Reads sample.vcf.gz and writes sample.parquet
-
VARIANTKEY (STRING)
Variantkey is CHR-POS-REF-ALT for small variants and CHR-POS-END-SVTYPE for structural variants. CHR without chr preffix.
-
CHROM (STRING)
Chromosome (including chr preffix).
-
POS (INT)
Position (1-based)
-
REF (STRING)
Reference allele. Empty for structural variants.
-
ALT (STRING)
Alternate allele. Empty for structural variants.
-
QUAL (INT)
Quality score (Integer)
-
PASS (BOOL)
Boolean describing filter == PASS || filter == "."
-
IS_SV (BOOL)
Boolean structural variant.",
-
SVTYPE (STRING)
Structural variant type (ex.
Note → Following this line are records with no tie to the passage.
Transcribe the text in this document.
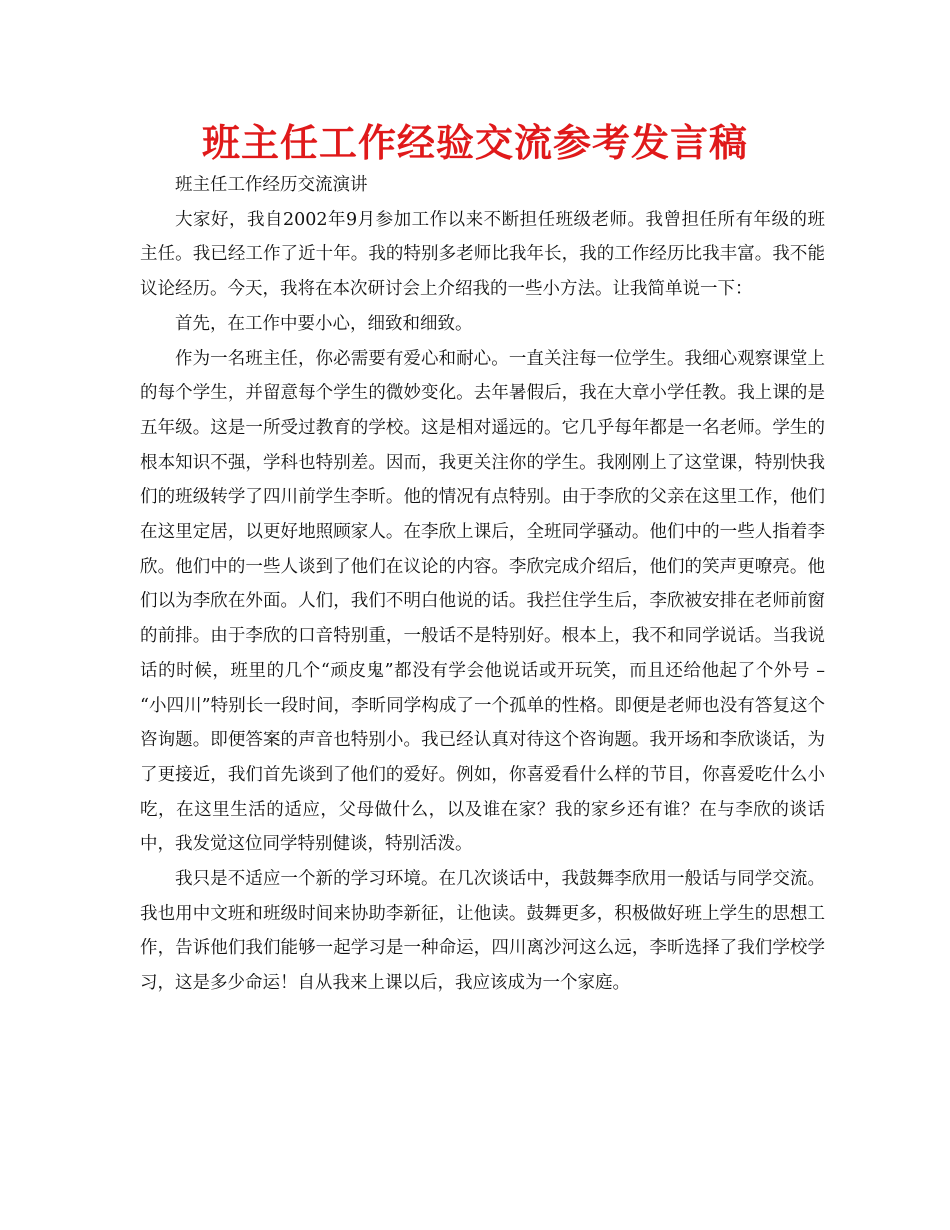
班主任工作经验交流参考发言稿

班主任工作经历交流演讲

大家好，我自2002年9月参加工作以来不断担任班级老师。我曾担任所有年级的班主任。我已经工作了近十年。我的特别多老师比我年长，我的工作经历比我丰富。我不能议论经历。今天，我将在本次研讨会上介绍我的一些小方法。让我简单说一下：

首先，在工作中要小心，细致和细致。

作为一名班主任，你必需要有爱心和耐心。一直关注每一位学生。我细心观察课堂上的每个学生，并留意每个学生的微妙变化。去年暑假后，我在大章小学任教。我上课的是五年级。这是一所受过教育的学校。这是相对遥远的。它几乎每年都是一名老师。学生的根本知识不强，学科也特别差。因而，我更关注你的学生。我刚刚上了这堂课，特别快我们的班级转学了四川前学生李昕。他的情况有点特别。由于李欣的父亲在这里工作，他们在这里定居，以更好地照顾家人。在李欣上课后，全班同学骚动。他们中的一些人指着李欣。他们中的一些人谈到了他们在议论的内容。李欣完成介绍后，他们的笑声更嘹亮。他们以为李欣在外面。人们，我们不明白他说的话。我拦住学生后，李欣被安排在老师前窗的前排。由于李欣的口音特别重，一般话不是特别好。根本上，我不和同学说话。当我说话的时候，班里的几个“顽皮鬼”都没有学会他说话或开玩笑，而且还给他起了个外号 – “小四川”特别长一段时间，李昕同学构成了一个孤单的性格。即便是老师也没有答复这个咨询题。即便答案的声音也特别小。我已经认真对待这个咨询题。我开场和李欣谈话，为了更接近，我们首先谈到了他们的爱好。例如，你喜爱看什么样的节目，你喜爱吃什么小吃，在这里生活的适应，父母做什么，以及谁在家？我的家乡还有谁？在与李欣的谈话中，我发觉这位同学特别健谈，特别活泼。

我只是不适应一个新的学习环境。在几次谈话中，我鼓舞李欣用一般话与同学交流。我也用中文班和班级时间来协助李新征，让他读。鼓舞更多，积极做好班上学生的思想工作，告诉他们我们能够一起学习是一种命运，四川离沙河这么远，李昕选择了我们学校学习，这是多少命运！自从我来上课以后，我应该成为一个家庭。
DEL, DUP, INV, ...)
-
END (INT)
End position of variant (1-based).
-
NUMALTS (INT)
Number of alternate alleles (0, 1, 2)
-
SAMPLE (STRING)
Sample string.
-
IS_PHASED (BOOL)
Boolean if variant is phased.
-
PHASE_ID (STRING)
String identifying variant phase.
-
REF_READS (INT)
Read depth for ref.
-
ALT_READS (INT)
Read depth for alt.
If vcf has 1+ sample genotypes, the parquet file will contain 1 line per sample with > 0 alleles. If the vcf does not contain samples, all variants will be represented in the parquet file.
All columns are described in the parquet metadata (footer) key-values.